Indirk looked back to the stone. “It doesn’t matter. He didn’t matter. She doesn’t matter. Mom? The August Seat of the Warmaker? Forget her.” She touched the side of her head, and repeated, “Forget her. Forget her!” as though issuing a command to herself. Then, abruptly, she shook her body and sighed. “It’s all about choosing who to hate. A thousand years ago, the Green Word’s Reply chased some Cradsoun explorers into the Starmire and started a war. They could’ve let them go; they hadn’t hurt anyone. But they chased them down and killed them, and that started a war. As far as I’m concerned everyone who’s ever died in this war, a thousand years of dying, is all on them.”
Indirk’s gaze snapped toward Amo. “Ten million murders, all on them. All on them.”
“That isn’t fair.” Amo locked eyes with her, keeping their own expression placid. “Times change. New crimes are committed. You told us that Gray Watch is torturing people, and if you’d just talk to Phaeduin about what happened at the Sickle-Sough Festival…“
“You think Pharaul isn’t torturing people?” Indirk snapped, her voice a carrying snarl. It echoed around the stones, as though her anger lurked in every shadow they cast.
The children startled and looked toward her. The oldest grabbed the others and pulled them up, hissing, Let’s go! Go! And dragging them out of the plaza. This left the place empty. Amo was grateful for that.

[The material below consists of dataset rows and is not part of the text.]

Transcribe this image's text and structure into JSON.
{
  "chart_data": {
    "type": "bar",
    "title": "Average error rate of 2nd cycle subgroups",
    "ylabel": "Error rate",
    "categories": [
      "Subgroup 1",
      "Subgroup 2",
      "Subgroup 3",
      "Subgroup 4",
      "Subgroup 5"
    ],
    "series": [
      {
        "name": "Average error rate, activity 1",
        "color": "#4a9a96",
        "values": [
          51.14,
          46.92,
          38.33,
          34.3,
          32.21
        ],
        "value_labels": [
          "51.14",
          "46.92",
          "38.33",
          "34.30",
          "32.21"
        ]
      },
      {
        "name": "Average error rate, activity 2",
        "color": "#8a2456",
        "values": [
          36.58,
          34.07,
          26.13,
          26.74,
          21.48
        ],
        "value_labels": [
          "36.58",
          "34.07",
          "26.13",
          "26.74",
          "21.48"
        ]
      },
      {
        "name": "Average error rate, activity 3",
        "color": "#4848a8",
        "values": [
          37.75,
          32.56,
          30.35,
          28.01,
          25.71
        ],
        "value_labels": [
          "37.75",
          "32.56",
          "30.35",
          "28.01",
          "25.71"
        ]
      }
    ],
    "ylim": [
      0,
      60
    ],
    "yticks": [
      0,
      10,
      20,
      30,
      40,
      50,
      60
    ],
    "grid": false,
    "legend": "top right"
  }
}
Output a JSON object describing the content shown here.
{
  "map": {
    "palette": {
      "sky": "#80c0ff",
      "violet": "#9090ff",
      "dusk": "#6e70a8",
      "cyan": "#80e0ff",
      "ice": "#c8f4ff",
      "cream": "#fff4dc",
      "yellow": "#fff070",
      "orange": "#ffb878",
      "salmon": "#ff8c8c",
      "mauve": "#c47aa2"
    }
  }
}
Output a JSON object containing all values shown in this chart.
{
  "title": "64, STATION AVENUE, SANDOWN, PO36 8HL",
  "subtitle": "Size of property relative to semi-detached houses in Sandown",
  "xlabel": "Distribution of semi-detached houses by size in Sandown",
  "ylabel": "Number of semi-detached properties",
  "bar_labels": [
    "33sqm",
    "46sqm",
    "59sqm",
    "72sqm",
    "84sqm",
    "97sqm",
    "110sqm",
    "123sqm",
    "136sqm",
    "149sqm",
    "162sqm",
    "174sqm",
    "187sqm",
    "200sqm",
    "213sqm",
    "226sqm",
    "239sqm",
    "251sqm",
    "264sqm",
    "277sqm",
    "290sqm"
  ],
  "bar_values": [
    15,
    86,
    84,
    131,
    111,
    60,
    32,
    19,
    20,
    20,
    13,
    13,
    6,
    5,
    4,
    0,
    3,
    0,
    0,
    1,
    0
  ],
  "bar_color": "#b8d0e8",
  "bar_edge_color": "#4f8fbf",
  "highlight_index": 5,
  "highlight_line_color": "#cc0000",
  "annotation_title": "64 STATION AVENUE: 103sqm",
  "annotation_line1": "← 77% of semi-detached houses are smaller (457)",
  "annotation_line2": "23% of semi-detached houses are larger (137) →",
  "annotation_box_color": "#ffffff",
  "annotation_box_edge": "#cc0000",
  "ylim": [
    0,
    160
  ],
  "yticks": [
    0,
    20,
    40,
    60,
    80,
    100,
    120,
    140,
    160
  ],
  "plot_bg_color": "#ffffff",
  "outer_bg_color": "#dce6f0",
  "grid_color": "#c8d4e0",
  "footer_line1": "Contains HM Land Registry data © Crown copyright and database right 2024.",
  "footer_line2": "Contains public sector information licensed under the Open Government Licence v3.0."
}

Indirk pointed an accusatory finger at Amo. “And haven’t you killed your own share? I know I have. This war is a monstrosity that’s infected us all. It’s a nightmare that takes people who want to live in peace and forces them to kill each other. It grinds our souls into fuel to keep itself going. And it’s never going to end.”
Amo’s gaze flicked about the place to make sure there was nobody else in earshot before they said, “It’ll end when someone wins. Soon. One way or another, soon. I know it.”
“Really? After a thousand years, Amo?” Indirk cackled bitterly and shook her head. “Wars don’t last a thousand years. It isn’t natural. It’s because they’re addicted to it: Cradsoun and Pharaul and the Laines, the League and the Alliance.” She gestured this way and that with her hands. “Cradsoun’s whole society is built on the war. Gray Watch stays rich off it. The Laines feeds money into Vont which feeds steam into Pharaul which turns weapons back into money and passes it off to the Laines, like some sick heartbeat. If the war stops, the cities die; that’s how they’re built. It’s never going to end. It’s never…”
Indirk’s brow lifted, a realization hitting her as suddenly as a blow to the chest. She exhaled a small, “Oh.”
Amo squinted at her. “What?
“I’m quitting,” Indirk said, at first mystified. And then, after a breath, eying Amo with a certainty that could only come with the realization of the inevitable. “It’s all pointless. It’s always been pointless. So, I’m done. I’m quitting. It’s over.”